The outcomes from both have several perverse effects. Successful projects in the CfD potentially become commercially unviable if TNUoS is under-forecasted. But if it’s accurately or over forecasted the project risks being uncompetitive in the auction, or at best is successful but then increases strike prices for cheaper projects below it (which ultimately ends up on consumer bills).

It’s also important to note that while our analysis has undoubtedly found that the current regime results in Scottish generators paying a higher cost for use of the transmission network compared to other areas in GB, making projects less competitive in CfD auctions and creating risk to future offshore wind deployment, it also suggests that TNUoS is not purely a Scottish issue. The volatility and uncertainty of future charges impacts developers across GB, with the current charging methodology developed at a time when the electricity system was not so focused on renewable deployment to support decarbonisation goals.

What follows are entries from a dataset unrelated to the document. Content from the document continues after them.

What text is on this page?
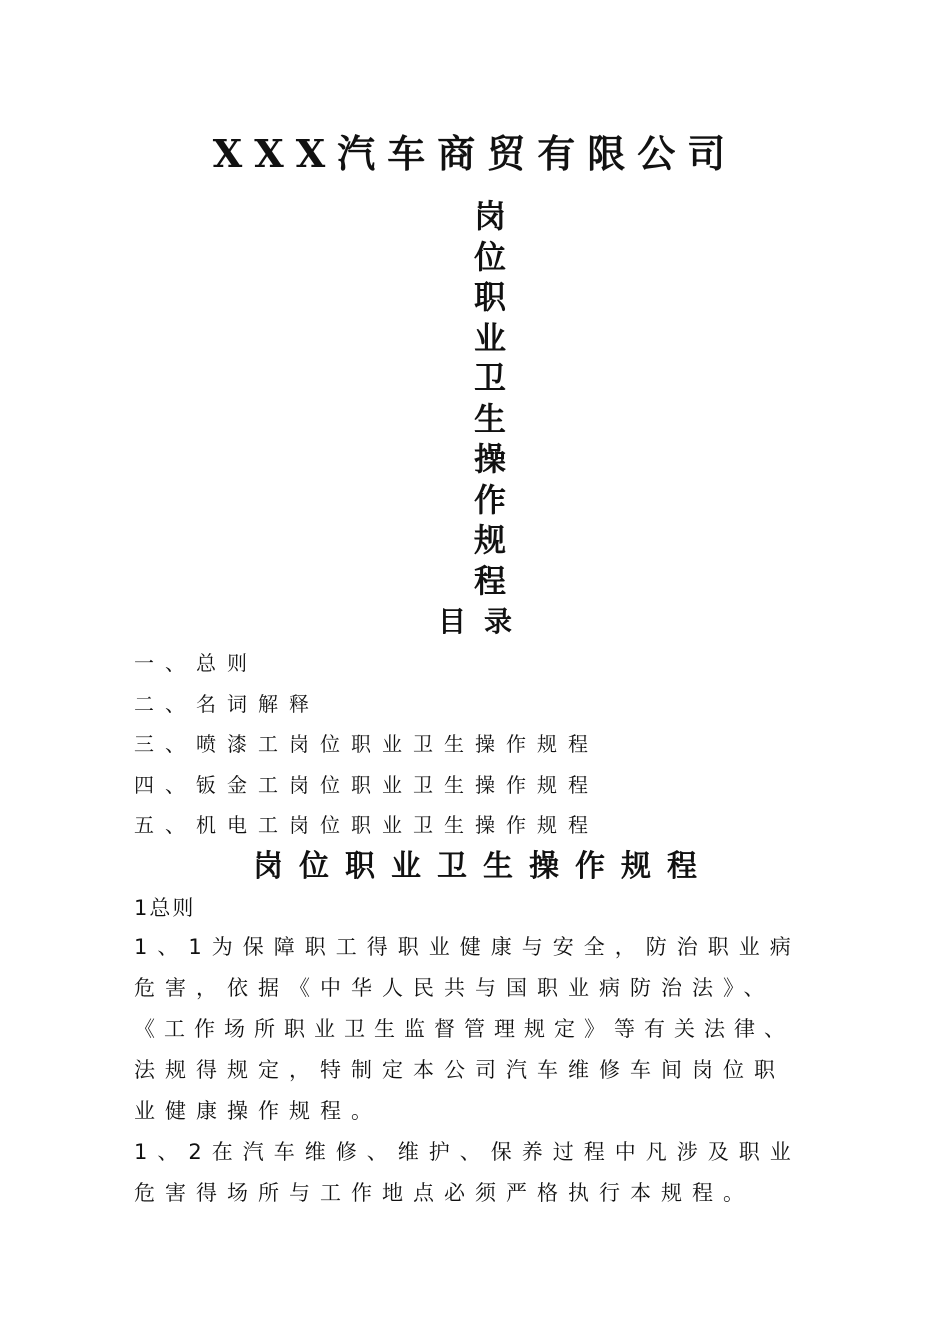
XXX汽车商贸有限公司
岗
位
职
业
卫
生
操
作
规
程
目录
一、总则
二、名词解释
三、喷漆工岗位职业卫生操作规程
四、钣金工岗位职业卫生操作规程
五、机电工岗位职业卫生操作规程
岗位职业卫生操作规程
1总则
1、1为保障职工得职业健康与安全，防治职业病
危害，依据《中华人民共与国职业病防治法》、
《工作场所职业卫生监督管理规定》等有关法律、
法规得规定，特制定本公司汽车维修车间岗位职
业健康操作规程。
1、2在汽车维修、维护、保养过程中凡涉及职业
危害得场所与工作地点必须严格执行本规程。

With this uncertainty, comes great risk and cost – risk to green recovery and decarbonisation targets, and increased cost for end consumers as developers look to mitigate the unknowns. Analysis undertaken by NERA Economic Consultants for Ocean Winds estimates that this could represent a total cost to consumers of between £122 and £391 million per year by 2030.

We wholeheartedly support a user pays principle for use of the transmission network, however it is clear that the current regime is not fit for purpose in a net zero world, for industry or consumers. Locational charging signals, designed to encourage developers to locate in areas close to demand in the days when fossil fuels were the only commercially viable option to meet our electricity needs at scale, seem like an irrelevant and frankly bonkers proposal for today’s innovative offshore wind sites that must locate and bid for approved leasing areas from the Crown Estate.

It’s with these concerns in mind that we continue to support calls from our customers on the case for urgent reform of TNUoS in the context of a decarbonised future, and we look forward to receiving further feedback on our latest paper to help inform our final stakeholder-led recommendations which is planned for publication in the coming weeks.